Are the fragments destroyed in ‘69 and ‘80 available to be read similarly? Or were they disposed of?

verditelabs 1 day ago

I am unaware of those fragments in particular. Though we have scanned a dozen or so fragments, mostly to help guide ink detection, since the ink in them is often more visible in visible and/or near IR light, but can be hard to impossible to detect in the xray spectrum.

echelon 1 day ago

Did anyone on the team come from a non-science, non-math, non-academia background? Did anyone working on this just teach themselves and start contributing?

verditelabs 1 day ago
Yes. Sean, who was a co-winner of the 2024 prize, IIRC has no formal background in ML, computer science, AI, etc. He is one of our core researchers and the most productive team member.
- fintechjock 1 day ago
  
  I've been on the Discord for a couple of years now, and poking around with submissions as well. Sean and the entire team deserve so much praise for all of this work.
  It's easy to just read about the breakthrough and see it as one neat, linear line to get there, and hard to comprehend the hours, months and years that so many spent to get there. Big congrats to you, Sean, Nat and the entire team!
- echelon 1 day ago
  
  That's incredibly impressive.
  Major kudos to all of you on your achievements! This is amazing work for anthropology and for society, and it's greatly appreciated.

negergreger 1 day ago

How fast is the process?

Could it be automated to the point where it's faster to scan a book closed than opened?

verditelabs 1 day ago
We've been trying to automate since the beginning. A lot of it is automated but it's mostly the easier and less damaged parts of the scrolls. Scanning takes a few days for the biggest scrolls but the amount of human refinement is still a multi month process.
- fph 1 day ago
  
  Random shower thought: I wonder if it would be better in the long term to stop digging out archeological findings.
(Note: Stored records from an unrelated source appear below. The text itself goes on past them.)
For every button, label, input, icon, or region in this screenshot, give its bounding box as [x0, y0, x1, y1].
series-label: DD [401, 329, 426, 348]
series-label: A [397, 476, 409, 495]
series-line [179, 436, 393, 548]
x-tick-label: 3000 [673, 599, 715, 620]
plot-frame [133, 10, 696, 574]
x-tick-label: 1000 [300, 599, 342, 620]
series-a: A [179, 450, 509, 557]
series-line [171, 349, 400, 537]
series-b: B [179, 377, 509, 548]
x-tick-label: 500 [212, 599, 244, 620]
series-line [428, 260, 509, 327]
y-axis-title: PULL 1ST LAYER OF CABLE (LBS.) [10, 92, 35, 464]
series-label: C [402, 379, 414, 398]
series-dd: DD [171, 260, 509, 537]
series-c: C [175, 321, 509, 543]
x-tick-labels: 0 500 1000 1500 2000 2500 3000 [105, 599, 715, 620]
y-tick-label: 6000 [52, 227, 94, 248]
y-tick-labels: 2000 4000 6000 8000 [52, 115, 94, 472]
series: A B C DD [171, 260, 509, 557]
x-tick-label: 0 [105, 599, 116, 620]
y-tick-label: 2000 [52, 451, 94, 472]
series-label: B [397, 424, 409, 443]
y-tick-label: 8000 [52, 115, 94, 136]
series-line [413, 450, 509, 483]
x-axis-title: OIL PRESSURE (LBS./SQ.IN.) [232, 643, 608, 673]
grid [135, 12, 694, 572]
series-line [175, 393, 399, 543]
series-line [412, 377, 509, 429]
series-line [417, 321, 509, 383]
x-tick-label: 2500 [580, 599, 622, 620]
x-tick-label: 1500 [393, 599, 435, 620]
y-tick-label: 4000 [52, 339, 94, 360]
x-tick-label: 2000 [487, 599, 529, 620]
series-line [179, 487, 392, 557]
The more we excavate, the more damage we do for future archaeologists who will have the superpower of reading these texts without even needing to dig the scrolls free and open them.
  
  4 replies →
- NoMoreNicksLeft 19 hours ago
  
  How many scrolls are intact (worldwide, rather than just France) that might still be recoverable?
  
  7 replies →
- itsthecourier 1 day ago
  
  may you please tell us how much effort goes into each type of task in those months?
  where else do you think these techniques be applied?
  
  1 reply →

mygooch 21 hours ago

[dead]

eboy 1 day ago

[dead]

SidewaysView 2 hours ago

[flagged]

verditelabs 2 hours ago
5/7 trolling; not bad
- SidewaysView 1 hour ago
  
  You don't like what I have to say? Fine by me. Guess we'll see.
  
  1 reply →

inglor_cz 1 day ago

I don't have any questions, just a comment.

You have a potential to rewrite the history of European Antiquity quite substantially. The Herculaneum set of scrolls is enormous and must contain a lot of hitherto unknown.

That comes with a set of peculiar risks. Once your work starts producing something that contradicts previous work of Very Important People, they will lobby to stop you. Be prepared for that.

Science should be neutral and always value new evidence. Scientists as humans are unfortunately subject to all sorts of passions.

Rebelgecko 1 day ago
What contradictions do you think the scrolls contain?
- inglor_cz 1 day ago
  
  I don't have any concrete tips.
  We have very little written material surviving from Rome, at least from the period before a codex (book) was invented, which was more durable that a scroll. Often, we only know of one source describing important events, and when it comes to political struggles and civil wars, the perspective of the defeated party often did not survive. The punishment of damnatio memoriae was practised and even among the early emperors, Caligula and Nero were subject to a form thereof. (This library in Herculaneum was buried 11 years after Nero's death.) I would be surprised if everything in the scrolls perfectly aligned with the record that survived for 2000 years and that was filtered by both random chance and political/religious censorship. Even Christians later destroyed some pagan texts.
  BTW personally, I would love for some textbook of Etruscan to emerge from there. This was once again a language whose teaching was banned in Rome.